Сигоньяк учтиво поклонился и поспешил исполнить желание Изабеллы. Девушка кончиками тонких пальцев взялась за потертую манжету барона, легким пожатием ободрив его. Эта дружественная поддержка вернула ему мужество, и он вступил в таверну с победоносным видом – пусть хоть весь мир сейчас таращится на него. Ведь в нашей прекрасной Франции тот, кто сопровождает прелестную женщину, может вызвать лишь зависть, но уж никак не смех.
Хозяин тотчас поспешил навстречу постояльцам и с несколько излишним красноречием, изобличающим близость Испании, предоставил свои владения в их распоряжение. Могучая грудь этого крепыша-баска буквально выпирала из кожаной матросской куртки, стянутой на бедрах широким поясом с медной пряжкой. Месье Чирригири походил бы на закоренелого контрабандиста, но подоткнутый передник и кухонный нож в деревянных ножнах на бедре – атрибуты расторопного повара – как бы смягчали его устрашающий облик, а радушная открытая улыбка уравновешивала сомнительное впечатление, которое производил глубокий шрам, пересекавший лоб хозяина и терявшийся в щетке его густых волос.

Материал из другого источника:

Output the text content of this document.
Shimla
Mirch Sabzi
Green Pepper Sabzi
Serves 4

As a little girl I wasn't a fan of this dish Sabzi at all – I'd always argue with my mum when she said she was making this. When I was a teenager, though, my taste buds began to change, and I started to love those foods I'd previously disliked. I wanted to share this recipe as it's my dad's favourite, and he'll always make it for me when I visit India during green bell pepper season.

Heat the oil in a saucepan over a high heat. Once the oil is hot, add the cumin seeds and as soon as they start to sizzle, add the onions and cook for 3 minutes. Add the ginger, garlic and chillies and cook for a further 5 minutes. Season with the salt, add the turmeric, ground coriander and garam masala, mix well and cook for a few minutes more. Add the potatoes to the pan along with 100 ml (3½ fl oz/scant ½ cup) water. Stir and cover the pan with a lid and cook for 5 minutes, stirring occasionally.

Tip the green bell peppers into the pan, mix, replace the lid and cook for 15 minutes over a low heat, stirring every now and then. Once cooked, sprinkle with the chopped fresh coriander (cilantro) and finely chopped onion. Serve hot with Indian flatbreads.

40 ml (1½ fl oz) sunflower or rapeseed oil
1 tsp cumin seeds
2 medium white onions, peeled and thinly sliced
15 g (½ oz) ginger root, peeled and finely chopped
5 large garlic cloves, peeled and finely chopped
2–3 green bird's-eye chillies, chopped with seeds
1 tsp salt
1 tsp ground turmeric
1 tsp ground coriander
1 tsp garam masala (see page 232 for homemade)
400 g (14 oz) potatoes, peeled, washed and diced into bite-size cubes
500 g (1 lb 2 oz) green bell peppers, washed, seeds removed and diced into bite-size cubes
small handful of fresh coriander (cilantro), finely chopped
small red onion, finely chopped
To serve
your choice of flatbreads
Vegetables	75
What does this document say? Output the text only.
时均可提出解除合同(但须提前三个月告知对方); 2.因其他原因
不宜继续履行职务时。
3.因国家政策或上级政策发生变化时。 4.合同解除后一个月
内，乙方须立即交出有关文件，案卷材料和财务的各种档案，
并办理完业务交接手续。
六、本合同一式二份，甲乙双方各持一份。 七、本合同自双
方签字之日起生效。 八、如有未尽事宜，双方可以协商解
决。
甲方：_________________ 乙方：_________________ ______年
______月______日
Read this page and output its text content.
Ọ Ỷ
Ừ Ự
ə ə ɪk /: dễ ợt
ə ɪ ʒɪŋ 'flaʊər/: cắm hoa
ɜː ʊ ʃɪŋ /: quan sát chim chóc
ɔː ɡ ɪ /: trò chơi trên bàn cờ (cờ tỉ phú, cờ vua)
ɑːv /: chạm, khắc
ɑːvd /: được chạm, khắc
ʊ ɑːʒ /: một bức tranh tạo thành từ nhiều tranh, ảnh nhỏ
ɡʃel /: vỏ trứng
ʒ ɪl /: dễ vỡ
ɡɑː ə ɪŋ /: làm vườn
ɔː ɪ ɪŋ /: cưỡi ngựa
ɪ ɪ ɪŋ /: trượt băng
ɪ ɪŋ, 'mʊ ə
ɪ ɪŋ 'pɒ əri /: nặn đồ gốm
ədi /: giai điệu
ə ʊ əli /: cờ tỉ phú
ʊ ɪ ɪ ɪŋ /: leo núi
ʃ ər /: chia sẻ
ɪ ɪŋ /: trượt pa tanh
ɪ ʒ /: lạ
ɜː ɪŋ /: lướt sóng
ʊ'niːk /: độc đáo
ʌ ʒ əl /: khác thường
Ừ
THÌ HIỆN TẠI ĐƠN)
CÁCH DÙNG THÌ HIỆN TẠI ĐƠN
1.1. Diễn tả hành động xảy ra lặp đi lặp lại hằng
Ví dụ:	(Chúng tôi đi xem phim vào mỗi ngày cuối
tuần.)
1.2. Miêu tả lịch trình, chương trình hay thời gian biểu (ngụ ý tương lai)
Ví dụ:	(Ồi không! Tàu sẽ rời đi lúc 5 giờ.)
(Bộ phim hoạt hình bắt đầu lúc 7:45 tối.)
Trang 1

Снимая басконский берет и отвешивая поклон, Чирригири невольно открывал для обозрения эту страшную отметину и собранную рубцами кожу по краям шрама, которая так и не смогла полностью затянуть жуткую рану. Надо было обладать недюжинной крепостью, чтобы душа не отлетела через такую пробоину, но Чирригири как раз и был здоровенным малым, а душа его ничуть не торопилась выяснить, что ей уготовано на том свете. Некоторые робкие и недоверчивые путники, возможно, сочли бы ремесло хозяина таверны всего лишь прикрытием для молодца с такой физиономией, но, как мы уже сообщили читателю, «Голубое солнце» было единственным сносным приютом в этих пустынных местах.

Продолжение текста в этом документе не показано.